For hours Caddie tossed about on her bed. The upper room was hot and close, but an even hotter inner fire burned in Caddie. She had some of her mother's quick temper, and she was stung by injustice. She would have accepted punishment without question if it had been dealt out equally to the boys. But the boys had gone free! All the remorse and the resolves to do better, which had welled up in her as soon as she had seen Annabelle's tears, were dried up now at the injustice of her punishment. Hot and dry-eyed, she tossed about on the little bed where she had spent so

many quiet hours. At last she got up and tied a few things which she most valued into a towel. She put them under the foot of her mattress and lay down again. Later she would slip down to the kitchen and get a loaf of bread and Father's old water bottle which she would fill at the spring. At least they could not begrudge her that much. They would soon cease to miss her. Perhaps they would adopt Annabelle in her place.

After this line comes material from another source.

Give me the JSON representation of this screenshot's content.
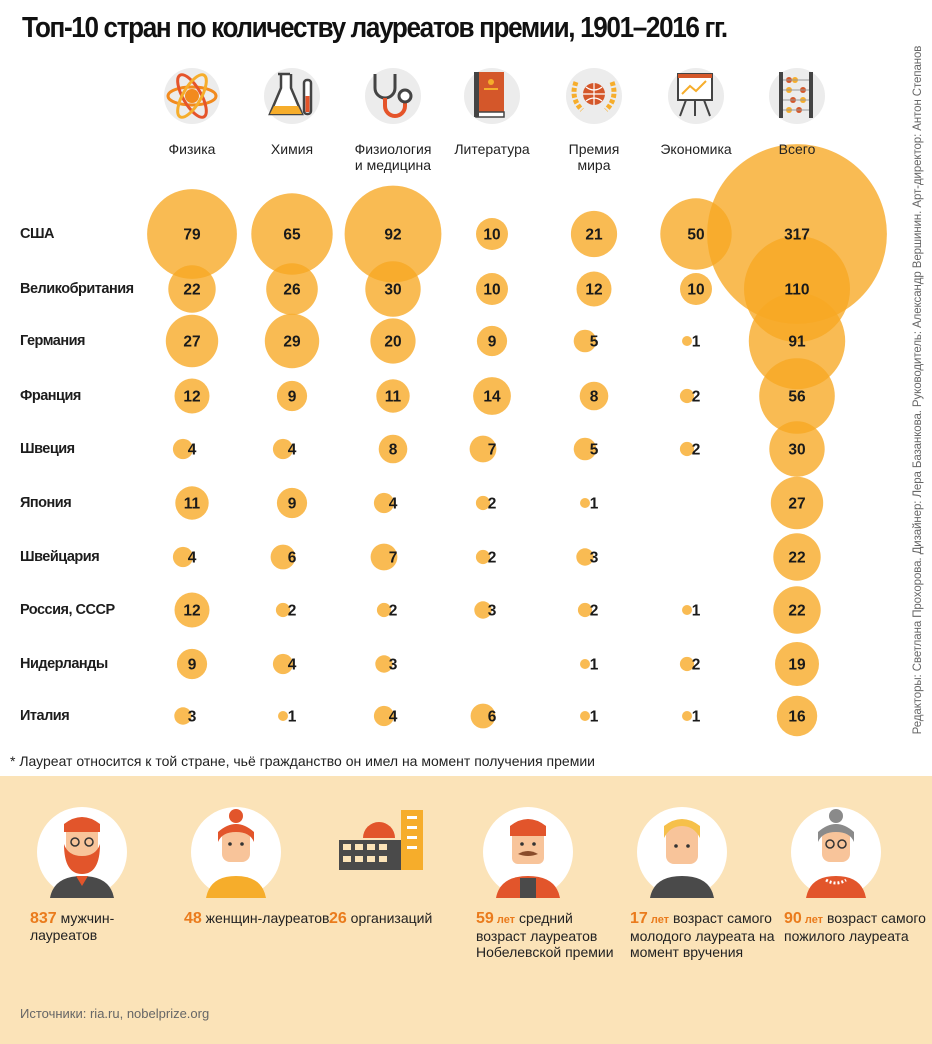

Her anger cooled a little in the fever of making plans. It would have been much easier if she had known just where the Indians were. But at this season the woods were full of berries and there would soon be nuts. John's dog would protect her and she could live a long time in the woods until she could join the Indians. She knew that they would take her in, and then she would never have to grow into that hateful thing which Mother was always talking about—a lady. A lady with fine airs and mincing walk who was afraid to go out into the sun without a hat or a sunshade! A lady, who made samplers and wore stays and was falsely polite no matter how she felt!